A falta de nada mejor, el confortable mientras tanto y la profecía del momentum pueden servir, ciertamente, para pasar la actual fase de navegación en medio de la niebla en que se encuentra el independentismo, incluidas las elecciones del 14 de febrero. De acuerdo, hay que hacer el camino, ni que sea a trancas y barrancas. Pero a la larga, tanto la una como la otra estrategia, Aragonès o Borràs, Borràs o Aragonès, pueden llevar al mismo sitio: no ya al cansancio, la resignación o la frustración, que también, sino directamente a la parálisis y la nada. El independentismo haría bien en ir con cuidado con el pactismo mágico -reproduzco la expresión del president Puigdemont en alusión a ERC- pero también tendría que aclarar qué quiere decir exactamente cuándo habla de confrontación inteligente -como invita a hacer al vicepresidente Junqueras, en respuesta a Junts- si no quiere morir de un empacho de supuestas verdades irrefutables, vías definitivas, líneas seguras y bases ampliables hasta el infinito. Ciertamente, las cosas se mueven más en las gamas de grises que en el blanco y el negro.

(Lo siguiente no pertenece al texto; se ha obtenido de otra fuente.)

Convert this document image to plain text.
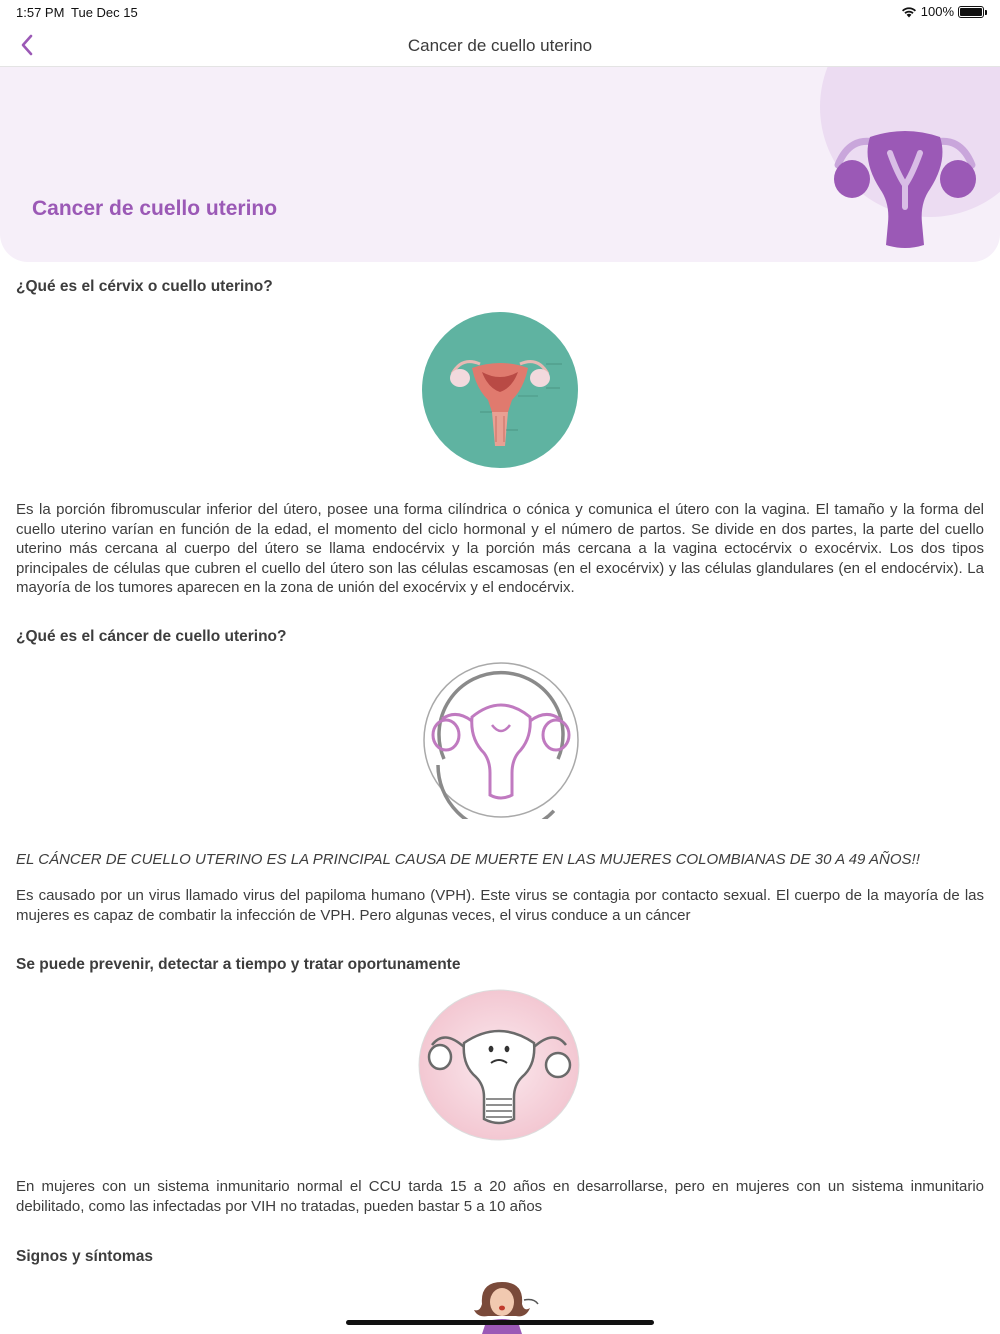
1:57 PM Tue Dec 15	100%
Cancer de cuello uterino
Cancer de cuello uterino
¿Qué es el cérvix o cuello uterino?
Es la porción fibromuscular inferior del útero, posee una forma cilíndrica o cónica y comunica el útero con la vagina. El tamaño y la forma del cuello uterino varían en función de la edad, el momento del ciclo hormonal y el número de partos. Se divide en dos partes, la parte del cuello uterino más cercana al cuerpo del útero se llama endocérvix y la porción más cercana a la vagina ectocérvix o exocérvix. Los dos tipos principales de células que cubren el cuello del útero son las células escamosas (en el exocérvix) y las células glandulares (en el endocérvix). La mayoría de los tumores aparecen en la zona de unión del exocérvix y el endocérvix.
¿Qué es el cáncer de cuello uterino?
EL CÁNCER DE CUELLO UTERINO ES LA PRINCIPAL CAUSA DE MUERTE EN LAS MUJERES COLOMBIANAS DE 30 A 49 AÑOS!!
Es causado por un virus llamado virus del papiloma humano (VPH). Este virus se contagia por contacto sexual. El cuerpo de la mayoría de las mujeres es capaz de combatir la infección de VPH. Pero algunas veces, el virus conduce a un cáncer
Se puede prevenir, detectar a tiempo y tratar oportunamente
En mujeres con un sistema inmunitario normal el CCU tarda 15 a 20 años en desarrollarse, pero en mujeres con un sistema inmunitario debilitado, como las infectadas por VIH no tratadas, pueden bastar 5 a 10 años
Signos y síntomas
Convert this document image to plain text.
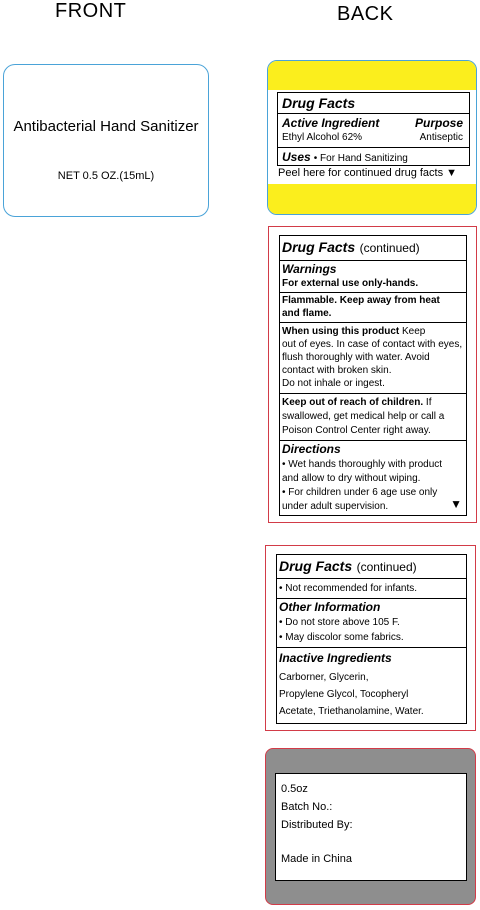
FRONT	BACK
Antibacterial Hand Sanitizer
NET 0.5 OZ.(15mL)
Drug Facts
Active Ingredient	Purpose
Ethyl Alcohol 62%	Antiseptic
Uses • For Hand Sanitizing
Peel here for continued drug facts ▼
Drug Facts (continued)
Warnings
For external use only-hands.
Flammable. Keep away from heat
and flame.
When using this product Keep
out of eyes. In case of contact with eyes,
flush thoroughly with water. Avoid
contact with broken skin.
Do not inhale or ingest.
Keep out of reach of children. If
swallowed, get medical help or call a
Poison Control Center right away.
Directions
• Wet hands thoroughly with product
and allow to dry without wiping.
• For children under 6 age use only
under adult supervision.	▼
Drug Facts (continued)
• Not recommended for infants.
Other Information
• Do not store above 105 F.
• May discolor some fabrics.
Inactive Ingredients
Carborner, Glycerin,
Propylene Glycol, Tocopheryl
Acetate, Triethanolamine, Water.
0.5oz
Batch No.:
Distributed By:
Made in China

El independentismo no irá mucho más lejos mientras, paradójicamente, le pese más el luto por un Estado irreformable que la autoestima -que no la ufanía- por la capacidad de imaginar otro futuro

El largo y extenuante epílogo del procés ha puesto demasiado el acento en la derrota, las durísimas consecuencias personales personales y colectivas de la respuesta demofóbica y ultra-represiva del Estado, y ha olvidado que, durante unos meses, no sólo en octubre del 17, el independentismo empoderó como nunca a millones de personas con un sueño justo. Irrealizable en aquel momento, por falta de amplitud de la base y por un análisis paternalista, absolutamente ingenuo, alimentado durante muchos años, sobre la pretendida incapacidad del Estado español para aplastar Catalunya en un marco europeo. Pero también por un exceso de tacticismo y falsa determinación de aquellos que al igual que perseguían al Judas que quería traicionar al pueblo después del 1-O ahora exigen actos de fe y fidelidades graníticas con quién tiene la llave de la caja, de los presupuestos pandémicos, y de las prisiones, de la amnistía que nunca llegará, de los incómodos indultos y reformas legales siempre aplazables. El independentismo no irá demasiado lejos mientras, paradójicamente, le pese más el luto por un Estado irreformable que la autoestima -que no la ufanía- por la capacidad de imaginar otro futuro y defenderlo. En el 2021, el año en que volveremos a nacer, el independentismo tendrá que inventar un nuevo mundo. Lo mejor -y lo peor- de todo es que, como decía Sartre, estamos condenados a ser libres. Y, además, con motivo.